Allemagne et Allemands. T. I
C’est une œuvre vraiment colossale, dont le savant professeur de littérature allemande à la Faculté des Lettres de Nancy vient de poser la première base. Œuvre immense, fruit de quinze années d’études et d’enseignement, et qui devrait être comme le livre de chevet pour tout chef, militaire ou civil, qui est appelé par ses fonctions à travailler en contact avec les Allemands. Il ne s’agit rien moins, en effet, que d’une synthèse des problèmes allemands tels qu’ils se posent, non seulement du point de vue strictement littéraire, mais du point de vue général de la civilisation germanique. Ce pays, en constant « devenir », avait reçu de Bismarck, avec la victoire, et de la défaite de 1918, un aspect unitaire. La débâcle de 1945 l’a disloqué.

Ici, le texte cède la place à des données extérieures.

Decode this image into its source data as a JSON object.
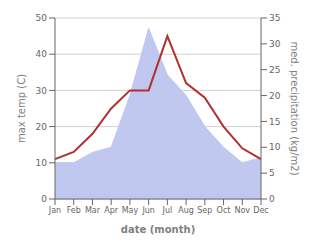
{
  "chart_data": {
    "type": "line",
    "categories": [
      "Jan",
      "Feb",
      "Mar",
      "Apr",
      "May",
      "Jun",
      "Jul",
      "Aug",
      "Sep",
      "Oct",
      "Nov",
      "Dec"
    ],
    "series": [
      {
        "type": "area",
        "color": "#c0c8f0",
        "axis": "y2",
        "values": [
          7,
          7,
          9,
          10,
          20,
          33,
          24,
          20,
          14,
          10,
          7,
          8
        ]
      },
      {
        "type": "line",
        "color": "#b03030",
        "values": [
          11,
          13,
          18,
          25,
          30,
          30,
          45,
          32,
          28,
          20,
          14,
          11
        ]
      }
    ],
    "xlabel": "date (month)",
    "ylabel": "max temp (C)",
    "y2label": "med. precipitation (kg/m2)",
    "ylim": [
      0,
      50
    ],
    "yticks": [
      0,
      10,
      20,
      30,
      40,
      50
    ],
    "y2lim": [
      0,
      35
    ],
    "y2ticks": [
      0,
      5,
      10,
      15,
      20,
      25,
      30,
      35
    ],
    "grid": true
  }
}
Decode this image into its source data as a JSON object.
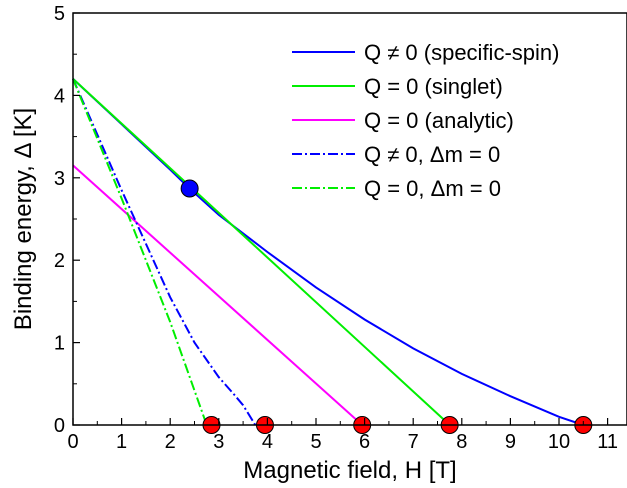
{
  "chart_data": {
    "type": "line",
    "xlabel": "Magnetic field, H [T]",
    "ylabel": "Binding energy, Δ [K]",
    "xlim": [
      0,
      11.5
    ],
    "ylim": [
      0,
      5
    ],
    "xticks": [
      "0",
      "1",
      "2",
      "3",
      "4",
      "5",
      "6",
      "7",
      "8",
      "9",
      "10",
      "11"
    ],
    "yticks": [
      "0",
      "1",
      "2",
      "3",
      "4",
      "5"
    ],
    "grid": false,
    "legend_position": "top-right",
    "series": [
      {
        "name": "Q ≠ 0 (specific-spin)",
        "color": "#0000ff",
        "style": "solid",
        "x": [
          0,
          1,
          2,
          2.4,
          3,
          4,
          5,
          6,
          7,
          8,
          9,
          10,
          10.5
        ],
        "y": [
          4.2,
          3.65,
          3.1,
          2.87,
          2.55,
          2.1,
          1.67,
          1.28,
          0.93,
          0.62,
          0.35,
          0.1,
          0.0
        ]
      },
      {
        "name": "Q = 0 (singlet)",
        "color": "#00ee00",
        "style": "solid",
        "x": [
          0,
          7.75
        ],
        "y": [
          4.2,
          0.0
        ]
      },
      {
        "name": "Q = 0 (analytic)",
        "color": "#ff00ff",
        "style": "solid",
        "x": [
          0,
          5.95
        ],
        "y": [
          3.15,
          0.0
        ]
      },
      {
        "name": "Q ≠ 0, Δm = 0",
        "color": "#0000ff",
        "style": "dashdot",
        "x": [
          0,
          1,
          2,
          2.5,
          3,
          3.3,
          3.5,
          3.75
        ],
        "y": [
          4.2,
          2.85,
          1.55,
          1.0,
          0.58,
          0.38,
          0.24,
          0.0
        ]
      },
      {
        "name": "Q = 0, Δm = 0",
        "color": "#00ee00",
        "style": "dashdot",
        "x": [
          0,
          1,
          2,
          2.75
        ],
        "y": [
          4.2,
          2.75,
          1.25,
          0.0
        ]
      }
    ],
    "markers": [
      {
        "x": 2.4,
        "y": 2.87,
        "color": "#0000ff"
      },
      {
        "x": 2.85,
        "y": 0.0,
        "color": "#ff0000"
      },
      {
        "x": 3.95,
        "y": 0.0,
        "color": "#ff0000"
      },
      {
        "x": 5.95,
        "y": 0.0,
        "color": "#ff0000"
      },
      {
        "x": 7.75,
        "y": 0.0,
        "color": "#ff0000"
      },
      {
        "x": 10.5,
        "y": 0.0,
        "color": "#ff0000"
      }
    ]
  }
}
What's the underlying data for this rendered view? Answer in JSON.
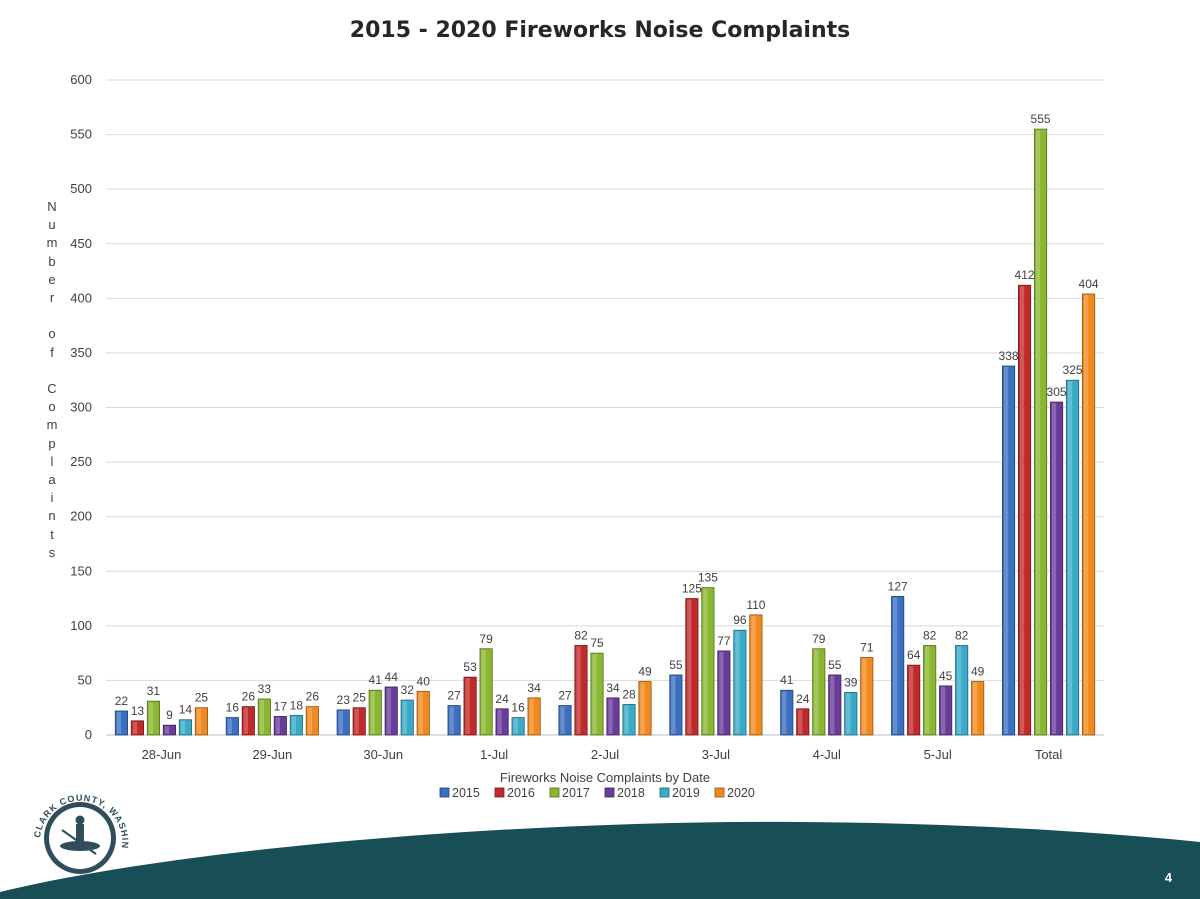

Robert Minder se pose, au cours d’une enquête qui s’étendra sur trois énormes livres, la question, à ses yeux fondamentale, de savoir comment l’Allemand lui-même s’imagine et, à travers les siècles, a imaginé les différentes régions dont l’ensemble constitue sa patrie. Sous quelles formes, par quels symboles, ces aspects se traduisent ; comment ils se sont peu à peu imposés à la nation entière pour former le concept de l’Allemagne. La question essentielle – pour la France et l’avenir de l’Europe – est de savoir comment les complexes impérialistes de l’Allemagne moderne – bismarckienne puis hitlérienne – pourront se dénouer, puis une « cristallisation » meilleure, plus humaine, pourra s’opérer. Il ne s’agit donc pas, ici, d’une simple étude régionaliste, d’un répertoire de folklore, mais d’une histoire de la sensibilité, de l’idéologie sentimentale et politique de nos voisins. Une pareille enquête suppose la connaissance profonde de la langue, de la littérature, de la philosophie, de l’art sous toutes ses formes, des différents pays. Dans le premier volume sont étudiées les parties de l’Allemagne qui intéressent plus particulièrement notre pays : Ruhr, Sarre, Palatinat, Rhénanie. Ce germaniste hors pair étudie ces questions vitales en toute objectivité, sans se targuer, par exemple, d’aucune suprématie naturelle de l’esprit français. Il tend à la révision de toutes les valeurs périmées, et, s’il veut essayer de guérir les Allemands de leur germanocentrisme névrosé, il demande à ses compatriotes de repenser en profondeur le problème social et politique de l’Occident, et à une échelle intercontinentale.